If you expect your users to do all the testing for you, I can tell you that Chinese import never splits text in 2,000 word chunks and therefore reading anything longer than a web article is impossible.
I’ve scanned some text to PDF and tried to import, but got an error saying I need to remove digital protection. The document is not password protected, and not digitally signed, as far as I know. What am I missing?
Follow up - I opened the PDF in Word and saved it as .DOCX, which imported with no problem.
I had the same issue with epub Potter collection I bought, it is not DRM protected but it gave an error, I split it with Callibre into individual books and I was able to upload the first one (did not try the rest).
Though it uploaded meta data (book description) as well and list of chapters and stuff like that so I might as well split it into individual chapters and upload it chapter by chapter if I figure out how to combine them into lesson. Also for some reason when I went through the first few pages it marked new words as known, which was pretty annoying but I am still new to LingQ, will have to figure out how to split the audio and book the proper way so I can enjoy it in LingQ without formating being all weird and stuff like that.
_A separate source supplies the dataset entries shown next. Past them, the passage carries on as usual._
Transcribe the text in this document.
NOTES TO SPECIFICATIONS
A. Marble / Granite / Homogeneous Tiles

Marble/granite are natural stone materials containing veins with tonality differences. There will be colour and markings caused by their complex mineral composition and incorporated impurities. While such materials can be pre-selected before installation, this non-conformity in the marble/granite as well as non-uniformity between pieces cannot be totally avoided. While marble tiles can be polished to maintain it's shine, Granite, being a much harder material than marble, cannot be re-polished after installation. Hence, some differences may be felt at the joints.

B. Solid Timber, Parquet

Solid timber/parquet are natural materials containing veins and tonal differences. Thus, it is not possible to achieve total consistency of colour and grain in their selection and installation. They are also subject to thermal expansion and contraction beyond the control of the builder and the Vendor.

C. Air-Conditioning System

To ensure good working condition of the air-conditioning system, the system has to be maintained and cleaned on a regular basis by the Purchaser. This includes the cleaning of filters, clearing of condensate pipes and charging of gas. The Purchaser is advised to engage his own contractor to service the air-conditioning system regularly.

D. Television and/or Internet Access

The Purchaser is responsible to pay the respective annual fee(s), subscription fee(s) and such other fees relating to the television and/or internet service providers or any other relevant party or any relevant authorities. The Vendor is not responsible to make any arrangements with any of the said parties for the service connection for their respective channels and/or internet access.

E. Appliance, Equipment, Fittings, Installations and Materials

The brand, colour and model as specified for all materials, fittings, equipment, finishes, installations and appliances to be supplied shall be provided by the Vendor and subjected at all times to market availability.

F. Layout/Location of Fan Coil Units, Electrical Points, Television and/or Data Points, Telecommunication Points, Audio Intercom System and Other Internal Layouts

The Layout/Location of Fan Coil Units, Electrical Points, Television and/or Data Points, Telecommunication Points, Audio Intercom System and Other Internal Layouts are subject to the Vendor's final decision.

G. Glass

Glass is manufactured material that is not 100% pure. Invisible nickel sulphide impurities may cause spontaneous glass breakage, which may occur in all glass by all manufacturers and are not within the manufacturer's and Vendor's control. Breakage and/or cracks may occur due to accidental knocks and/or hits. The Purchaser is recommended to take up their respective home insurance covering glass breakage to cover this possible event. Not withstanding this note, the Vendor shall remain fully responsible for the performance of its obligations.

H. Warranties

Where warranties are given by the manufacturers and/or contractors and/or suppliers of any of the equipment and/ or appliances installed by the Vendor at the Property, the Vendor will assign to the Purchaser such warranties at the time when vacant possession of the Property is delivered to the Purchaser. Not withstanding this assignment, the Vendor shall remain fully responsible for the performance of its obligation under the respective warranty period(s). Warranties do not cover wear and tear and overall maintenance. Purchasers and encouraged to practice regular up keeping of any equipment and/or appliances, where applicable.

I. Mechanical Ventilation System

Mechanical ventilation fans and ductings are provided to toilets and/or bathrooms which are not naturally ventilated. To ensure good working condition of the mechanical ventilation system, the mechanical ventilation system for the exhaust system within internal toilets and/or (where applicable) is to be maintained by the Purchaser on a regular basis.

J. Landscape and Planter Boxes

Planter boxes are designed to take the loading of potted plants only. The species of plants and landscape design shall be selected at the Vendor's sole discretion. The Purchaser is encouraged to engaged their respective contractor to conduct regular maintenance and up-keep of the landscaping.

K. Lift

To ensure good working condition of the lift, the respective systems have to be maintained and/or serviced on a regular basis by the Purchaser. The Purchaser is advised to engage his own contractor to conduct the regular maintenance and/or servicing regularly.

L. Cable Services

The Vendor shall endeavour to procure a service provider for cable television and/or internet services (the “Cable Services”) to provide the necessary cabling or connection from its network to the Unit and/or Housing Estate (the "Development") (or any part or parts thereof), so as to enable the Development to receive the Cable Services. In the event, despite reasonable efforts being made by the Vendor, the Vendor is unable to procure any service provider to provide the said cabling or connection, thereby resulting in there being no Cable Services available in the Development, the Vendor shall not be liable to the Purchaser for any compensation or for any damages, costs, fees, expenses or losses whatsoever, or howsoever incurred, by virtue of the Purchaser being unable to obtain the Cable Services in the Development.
@Net - I would think trying to upload a collection of books would cause problems. Our importer is not set up to split files into separate books. The formatting of the original should be preserved. Is this not happening for you? As for moving words to known, that happens when you page. Any remaining blue words are assumed to be known. You should create LingQs for these words before paging. Or, if you do page, you can simply click on the words you don’t understand to make them blue again and create LingQs for them.
@arvydassidorenko - I tried importing a Chinese ebook and see there is a problem there. I have forwarded this issue to our tech team. Thanks for letting us know.
Do you have any advice regarding paragraph spacing? Basicaly all the ebooks I import (generally .epub) lose the majority of paragraph spacing. It can make reading dialogue tricky.
@Lblack - Definitely something we have to work on. Right now we do tend to clean out most formatting because it can interfere with our own text manipulations. Preserving more formatting is something we are focused on as we continue to improve the reader.
In the meantime, you may be able to imp the formatting manually by editing the lessons and adding line breaks.